Packed beds under laminar conditions: for laminar liquid flow through a packed bed, the pressure drop varies proportionally to which combination (V_s = superficial velocity, D_p = particle diameter)?

Introduction:
Estimating pressure drop in packed columns is vital for absorber/stripper design. In the laminar regime, viscous forces dominate and the dependence on particle size and superficial velocity follows a specific scaling captured by the Ergun (or Kozeny–Carman) relations.

Given Data / Assumptions:

• Single-phase, incompressible liquid.
• Laminar flow through a uniformly packed bed.
• Constant porosity and sphericity for particles.

Concept / Approach:
The Ergun equation splits viscous and inertial contributions. In laminar flow the viscous term dominates: Δp/L ∝ (μ V_s)/(D_p^2) * function of porosity. Thus, pressure drop is directly proportional to superficial velocity and inversely proportional to the square of particle diameter.

Step-by-Step Solution:
Start with Ergun viscous term: Δp/L = 150 (1 − ε)^2 μ V_s / (ε^3 D_p^2).For fixed packing (ε constant), Δp ∝ μ V_s / D_p^2.Therefore, the proportionality is V_s / D_p^2.

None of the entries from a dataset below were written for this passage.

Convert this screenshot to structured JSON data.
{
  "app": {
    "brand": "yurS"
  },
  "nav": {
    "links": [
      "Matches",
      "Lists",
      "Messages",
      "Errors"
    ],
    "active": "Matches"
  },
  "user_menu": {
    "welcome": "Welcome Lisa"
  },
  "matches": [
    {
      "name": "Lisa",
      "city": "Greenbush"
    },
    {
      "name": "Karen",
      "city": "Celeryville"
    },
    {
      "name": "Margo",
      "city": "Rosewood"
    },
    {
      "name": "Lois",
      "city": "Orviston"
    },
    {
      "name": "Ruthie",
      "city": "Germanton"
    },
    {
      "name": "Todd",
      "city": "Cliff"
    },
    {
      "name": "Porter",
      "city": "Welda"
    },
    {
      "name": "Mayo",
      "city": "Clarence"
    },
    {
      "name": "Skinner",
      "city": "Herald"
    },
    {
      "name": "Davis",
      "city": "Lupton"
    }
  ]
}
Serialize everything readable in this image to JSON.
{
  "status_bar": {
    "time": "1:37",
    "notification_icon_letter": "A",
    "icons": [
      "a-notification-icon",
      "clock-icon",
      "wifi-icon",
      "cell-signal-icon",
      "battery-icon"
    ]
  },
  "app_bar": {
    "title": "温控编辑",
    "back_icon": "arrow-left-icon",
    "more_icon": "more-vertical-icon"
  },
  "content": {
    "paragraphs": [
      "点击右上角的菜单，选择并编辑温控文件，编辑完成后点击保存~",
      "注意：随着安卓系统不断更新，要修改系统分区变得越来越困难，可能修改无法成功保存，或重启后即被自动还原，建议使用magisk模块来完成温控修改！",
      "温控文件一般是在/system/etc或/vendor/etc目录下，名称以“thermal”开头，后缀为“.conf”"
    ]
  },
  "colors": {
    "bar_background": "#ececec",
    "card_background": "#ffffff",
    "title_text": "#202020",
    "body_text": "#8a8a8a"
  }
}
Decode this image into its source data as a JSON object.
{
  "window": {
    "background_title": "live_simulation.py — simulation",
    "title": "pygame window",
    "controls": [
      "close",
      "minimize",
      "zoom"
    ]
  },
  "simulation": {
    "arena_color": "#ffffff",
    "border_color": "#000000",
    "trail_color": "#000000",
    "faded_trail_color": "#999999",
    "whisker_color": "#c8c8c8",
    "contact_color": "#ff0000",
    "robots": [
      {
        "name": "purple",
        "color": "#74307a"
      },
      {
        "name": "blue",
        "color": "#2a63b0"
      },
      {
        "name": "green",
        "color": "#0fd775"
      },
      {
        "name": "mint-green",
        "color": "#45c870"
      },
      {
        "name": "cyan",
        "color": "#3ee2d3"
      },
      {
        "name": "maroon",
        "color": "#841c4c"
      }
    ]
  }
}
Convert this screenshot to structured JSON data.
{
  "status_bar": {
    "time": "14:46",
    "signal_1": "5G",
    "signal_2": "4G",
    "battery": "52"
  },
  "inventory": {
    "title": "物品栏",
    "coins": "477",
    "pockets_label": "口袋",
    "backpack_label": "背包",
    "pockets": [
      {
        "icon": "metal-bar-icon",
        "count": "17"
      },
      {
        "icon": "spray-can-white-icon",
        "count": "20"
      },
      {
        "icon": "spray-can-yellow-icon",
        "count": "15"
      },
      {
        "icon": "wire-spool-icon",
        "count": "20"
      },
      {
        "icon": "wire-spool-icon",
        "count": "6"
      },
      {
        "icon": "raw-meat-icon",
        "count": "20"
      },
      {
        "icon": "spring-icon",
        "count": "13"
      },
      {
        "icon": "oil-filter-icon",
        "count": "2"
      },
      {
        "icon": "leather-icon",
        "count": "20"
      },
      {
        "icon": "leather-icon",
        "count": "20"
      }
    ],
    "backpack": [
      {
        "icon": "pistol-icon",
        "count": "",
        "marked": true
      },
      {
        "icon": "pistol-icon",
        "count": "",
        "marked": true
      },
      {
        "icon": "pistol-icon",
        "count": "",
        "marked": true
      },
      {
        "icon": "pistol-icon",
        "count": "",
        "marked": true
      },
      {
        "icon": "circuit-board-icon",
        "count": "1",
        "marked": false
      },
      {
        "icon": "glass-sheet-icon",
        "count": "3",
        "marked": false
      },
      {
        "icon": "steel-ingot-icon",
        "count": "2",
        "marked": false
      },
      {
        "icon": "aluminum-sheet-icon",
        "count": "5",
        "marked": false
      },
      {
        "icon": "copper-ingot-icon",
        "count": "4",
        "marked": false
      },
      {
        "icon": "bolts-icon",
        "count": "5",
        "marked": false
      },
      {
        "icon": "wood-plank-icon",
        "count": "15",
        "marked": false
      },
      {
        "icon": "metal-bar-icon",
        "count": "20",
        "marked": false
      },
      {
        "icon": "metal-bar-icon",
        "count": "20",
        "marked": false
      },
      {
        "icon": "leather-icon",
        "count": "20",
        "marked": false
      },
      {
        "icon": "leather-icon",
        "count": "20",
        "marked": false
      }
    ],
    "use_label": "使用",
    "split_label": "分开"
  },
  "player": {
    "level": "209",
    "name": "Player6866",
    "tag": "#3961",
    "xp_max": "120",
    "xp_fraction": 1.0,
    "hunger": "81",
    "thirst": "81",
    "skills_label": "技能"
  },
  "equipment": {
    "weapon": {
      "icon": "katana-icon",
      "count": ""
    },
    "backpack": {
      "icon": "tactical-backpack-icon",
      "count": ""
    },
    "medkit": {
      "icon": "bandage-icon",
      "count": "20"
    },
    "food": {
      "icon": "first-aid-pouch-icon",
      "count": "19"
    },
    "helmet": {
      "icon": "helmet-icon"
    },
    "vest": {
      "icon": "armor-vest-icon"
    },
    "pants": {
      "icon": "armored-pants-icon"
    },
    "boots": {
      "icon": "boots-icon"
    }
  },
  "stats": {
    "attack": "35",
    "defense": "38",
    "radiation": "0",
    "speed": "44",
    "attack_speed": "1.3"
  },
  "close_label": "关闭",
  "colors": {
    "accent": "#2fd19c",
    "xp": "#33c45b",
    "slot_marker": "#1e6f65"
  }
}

Verification / Alternative check:
Kozeny–Carman form also yields the same D_p^−2 scaling in creeping flow through porous media.

Why Other Options Are Wrong:

• Terms with V_s^2 imply inertial effects (turbulent/pre-loading), not laminar regime.
• D_p^−3 scaling does not arise from the laminar viscous term.
• D_p / V_s^2 is dimensionally inconsistent with Δp scaling.

Common Pitfalls:
Using the full Ergun equation without checking Reynolds number; overestimating Δp by applying the inertial term in the laminar range.

Final Answer:
V_s / D_p^2